Nous sommes en pleine phase de reconfiguration politique post-islamiste où de nouvelles dynamiques géostratégiques entrent en collision frontale avec les impérialismes chiites et sunnites représentés par l’Iran et la Turquie sur un arc moyen-oriental allant des confins de l’Iran jusqu’aux rives de la Méditerranée représentées par Chypre et la Turquie. Ces préfigurations stratégiques sont en état de mutation imprévisible.
La crise mortelle du régime iranien avance sur les décombres d’un récit islamique pourfendu par une société iranienne postislamiste dont les cadres de référence et les paramètres géopolitiques et géostratégiques renouent avec les indicateurs d’une communauté transatlantique et entièrement coupée des coordonnées de l’islam comme principe de structuration géopolitique et source de légitimation idéologique. C’est d’ailleurs la première société postislamiste qui rejette ouvertement le paradigme islamique et ses marqueurs idéologiques et stratégiques. Les États-Unis, de leur côté, se saisissent de cette dynamique souterraine déclenchée par la contreoffensive israélienne afin de recadrer les conflits en cours et leurs reconfigurations géopolitiques et recréer des instances d’arbitrage déjouant les islamismes et leurs opérateurs régionaux et leurs axes stratégiques et idéologiques, voire dans les démocraties occidentales.

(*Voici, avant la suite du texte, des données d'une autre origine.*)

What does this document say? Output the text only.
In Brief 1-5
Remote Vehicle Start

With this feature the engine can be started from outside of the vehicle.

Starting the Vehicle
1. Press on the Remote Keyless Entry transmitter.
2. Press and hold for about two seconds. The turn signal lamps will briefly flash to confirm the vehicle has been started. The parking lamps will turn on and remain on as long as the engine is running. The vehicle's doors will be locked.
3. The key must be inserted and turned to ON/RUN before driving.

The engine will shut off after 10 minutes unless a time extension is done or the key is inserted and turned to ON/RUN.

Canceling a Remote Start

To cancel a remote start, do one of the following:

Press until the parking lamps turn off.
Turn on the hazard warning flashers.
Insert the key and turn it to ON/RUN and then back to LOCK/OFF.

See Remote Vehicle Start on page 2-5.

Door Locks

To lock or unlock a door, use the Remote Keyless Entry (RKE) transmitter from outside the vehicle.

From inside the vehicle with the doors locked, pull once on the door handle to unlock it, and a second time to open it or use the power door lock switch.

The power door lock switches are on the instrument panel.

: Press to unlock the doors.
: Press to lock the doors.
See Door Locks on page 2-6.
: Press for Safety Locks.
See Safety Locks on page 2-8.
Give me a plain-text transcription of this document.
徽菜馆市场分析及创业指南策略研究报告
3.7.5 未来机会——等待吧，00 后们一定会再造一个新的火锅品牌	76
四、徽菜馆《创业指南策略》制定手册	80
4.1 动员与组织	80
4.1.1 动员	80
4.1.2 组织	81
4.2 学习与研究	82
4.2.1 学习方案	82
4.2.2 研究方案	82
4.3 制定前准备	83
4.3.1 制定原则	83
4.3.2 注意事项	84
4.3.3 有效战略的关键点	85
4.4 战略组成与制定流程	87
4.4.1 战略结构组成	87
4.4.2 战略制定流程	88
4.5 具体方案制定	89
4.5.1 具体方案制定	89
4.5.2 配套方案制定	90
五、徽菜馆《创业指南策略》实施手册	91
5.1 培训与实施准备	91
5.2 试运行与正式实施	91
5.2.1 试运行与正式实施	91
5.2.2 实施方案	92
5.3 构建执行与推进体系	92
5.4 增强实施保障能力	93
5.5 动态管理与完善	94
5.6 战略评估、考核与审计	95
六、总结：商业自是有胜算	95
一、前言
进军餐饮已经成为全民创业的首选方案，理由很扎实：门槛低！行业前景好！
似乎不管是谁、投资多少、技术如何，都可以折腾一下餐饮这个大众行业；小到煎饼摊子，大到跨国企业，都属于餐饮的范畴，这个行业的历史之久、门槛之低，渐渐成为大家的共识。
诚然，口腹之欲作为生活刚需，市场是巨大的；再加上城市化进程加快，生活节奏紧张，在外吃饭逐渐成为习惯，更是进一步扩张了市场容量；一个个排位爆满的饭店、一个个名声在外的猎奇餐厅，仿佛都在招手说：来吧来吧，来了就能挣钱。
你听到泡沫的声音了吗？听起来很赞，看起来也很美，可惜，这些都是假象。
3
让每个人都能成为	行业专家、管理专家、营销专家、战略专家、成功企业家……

Le foyer proche-oriental peut servir de nœud stratégique autour duquel vont s’articuler de nouvelles dynamiques tant idéologiques que stratégiques. La défaite de l’islamisme iranien, l’endiguement des islamismes sunnites turc et qatari, et la sanctuarisation des nouvelles mouvances géopolitiques en émergence peuvent servir de terrain d’entente entre les États-Unis, Israël et les adhésions potentielles qu’elles peuvent susciter au Proche-Orient. La défaite du Hezbollah et du Hamas, la sanctuarisation de la scène irakienne et syrienne, quels qu’en soient les aléas, finiront par créer un parcours propre. La mort programmée du régime iranien n’est plus une hypothèse extrinsèque à la société iranienne quels que soient les impondérables stratégiques qui lui sont rattachés. Nous avons affaire à une implosion concomitante aux dynamiques de reclassement stratégique en pleine évolution.